Intel is coming for NVIDIA's H100 with Gaudi 3 release

Intel recently publicized the technical features of its next-generation AI accelerator, Gaudi 3. After submitting Llama-2-70B and Stable Diffusion XL results to the latest MLPerf report, Intel can claim that the Gaudi 2 chip is the only benchmarked alternative to NVIDIA. However, considering raw power, Gaudi 2 delivers slightly less than half of NVIDIA's H100 for Stable Diffusion XL inference, and closer to one-third for Llama-2-70B. Intel has since calculated its chip's performance per dollar, and claims that Gaidi 2 beats NVIDIA's H100 by offering about 25 percent more performance per dollar for Stable Diffusion XL inference; for Llama-2, it is about equal or a 21% difference, depending on the mode the measurements are carried out at. Regardless, the shadow of NVIDIA's recent announcement of the Blackwell architecture still looms heavy.

Gaudi 3 features two identical silicone dies joined by a high-bandwidth connection surrounded by four matrix multiplication engines and 32 tensor processor cores.
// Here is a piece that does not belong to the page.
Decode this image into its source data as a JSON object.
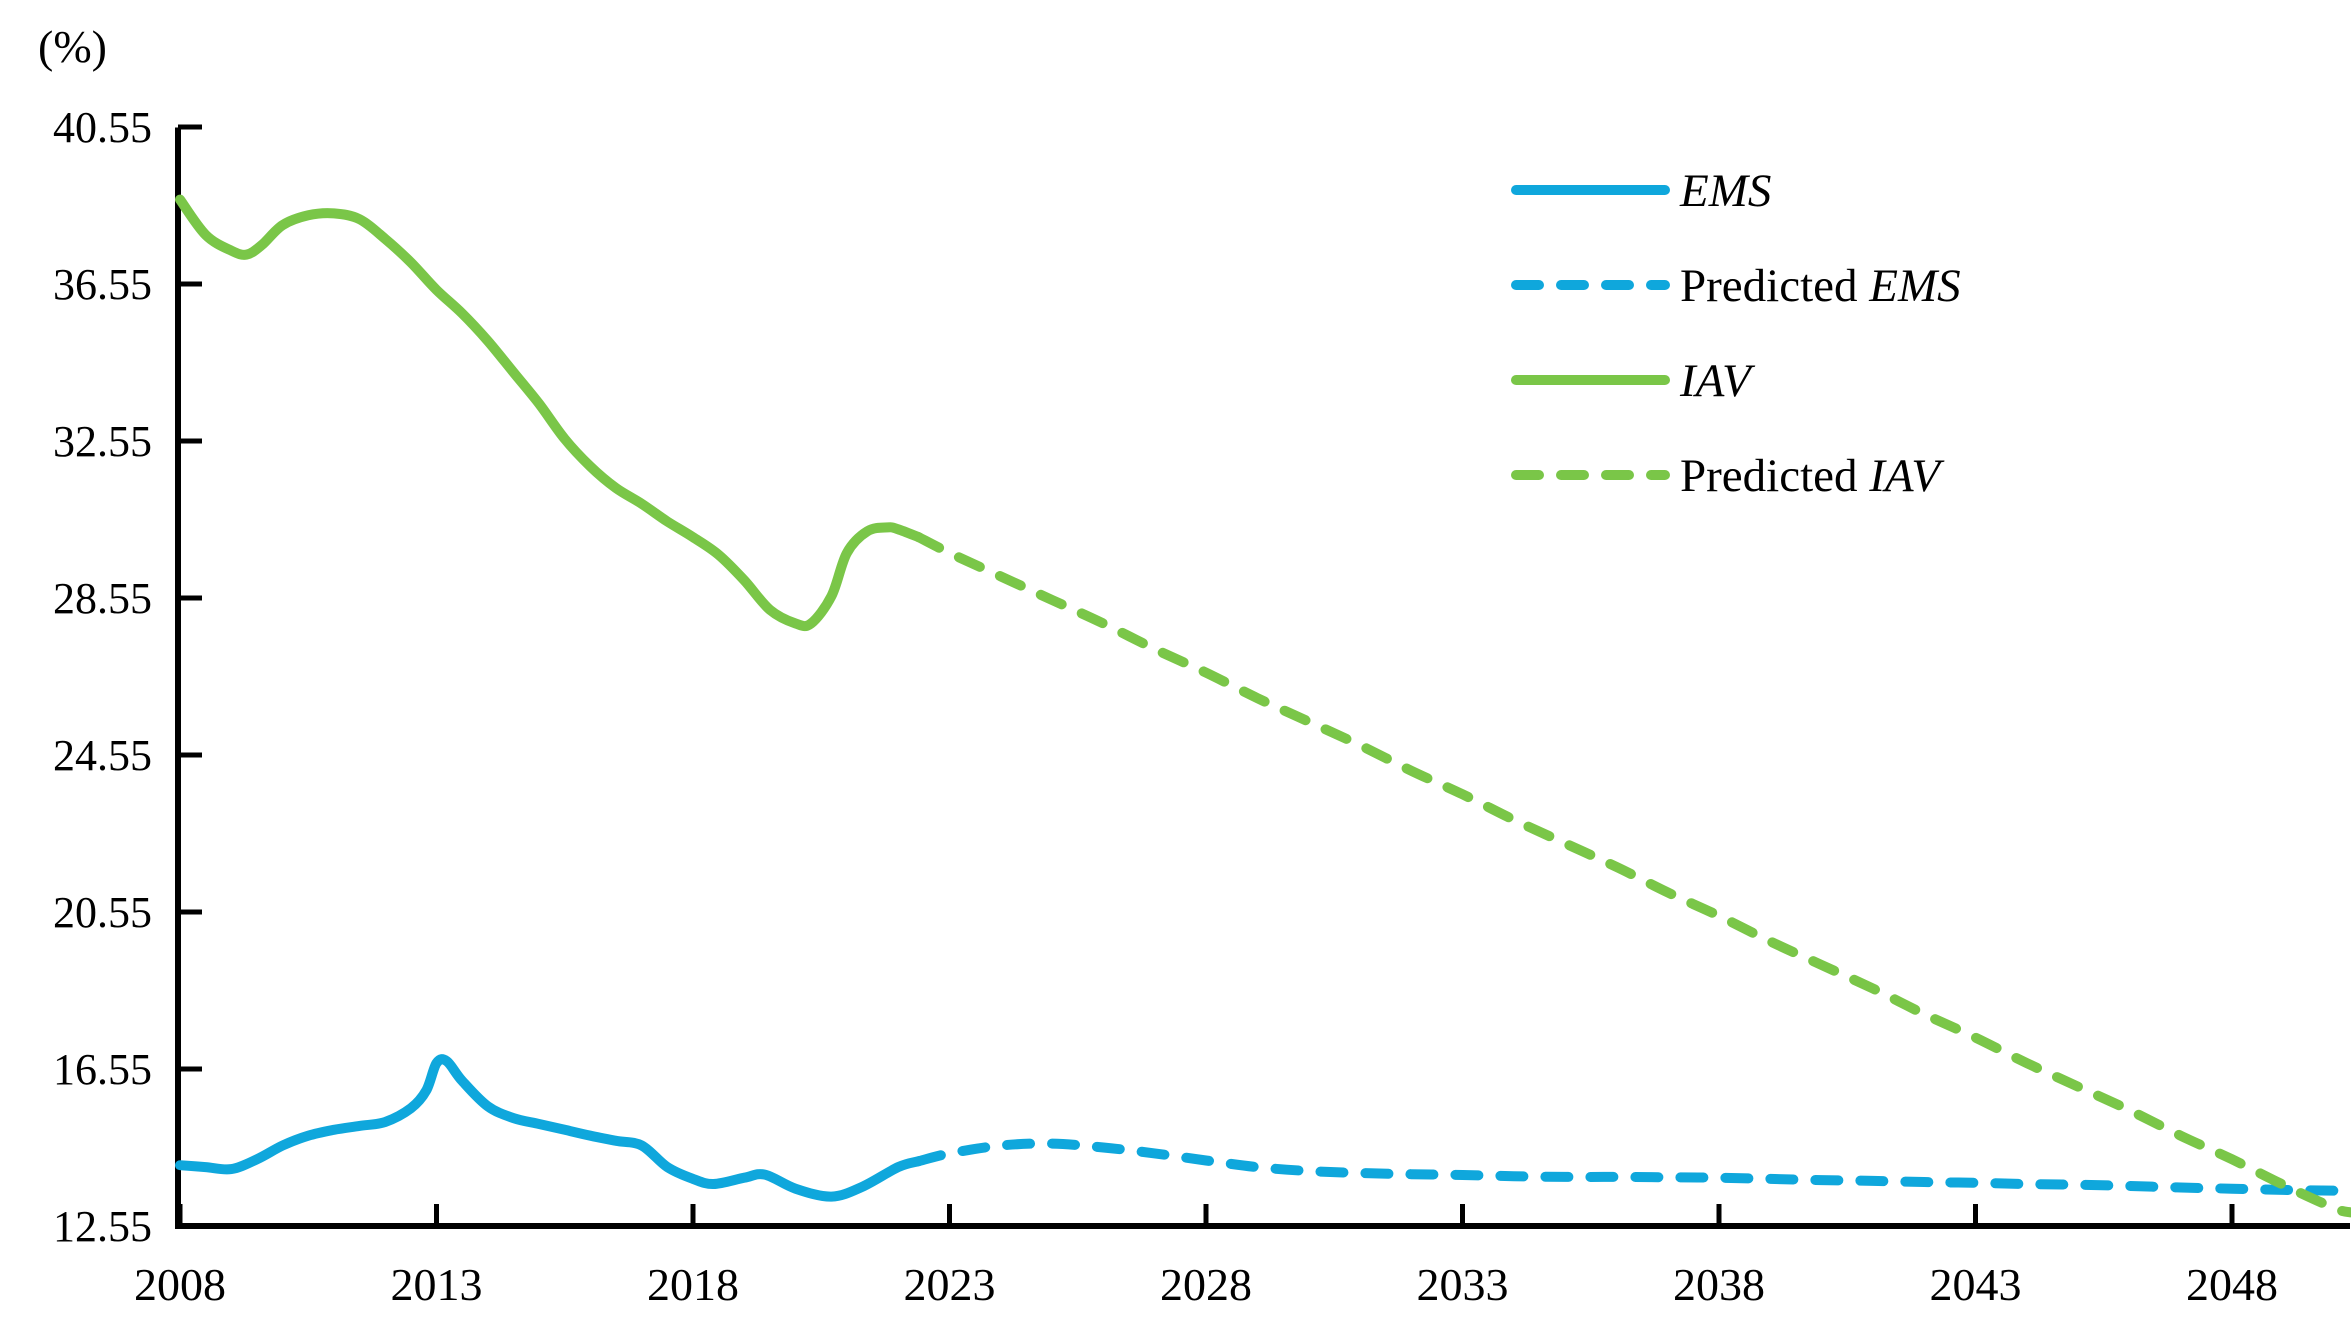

Its components provide twice the amount of the Gaudi 2 AI compute performance using 8-bit floating-point infrastructure, or four times as much performance for BFloat 16 computations. Since the Gaudi 3 is geared toward LLM performance, Intel also reports a 40 percent reduction in training time for GPT-3 compared to the H100 and even better results for the smaller Llama 2 models. The inferencing results were not as dramatic, with Gaudi 3 delivering 95 to 170% of the H100 performance for two versions of Llama 2, an advantage vastly diminished when Gaudi 3 was compared with NVIDIA's H200. Regardless, Intel still has the upper hand in energy efficiency, as reportedly, Gaudi 3 performs 220% better than H100 on Llama 2, and 230% better on Falcon-180B.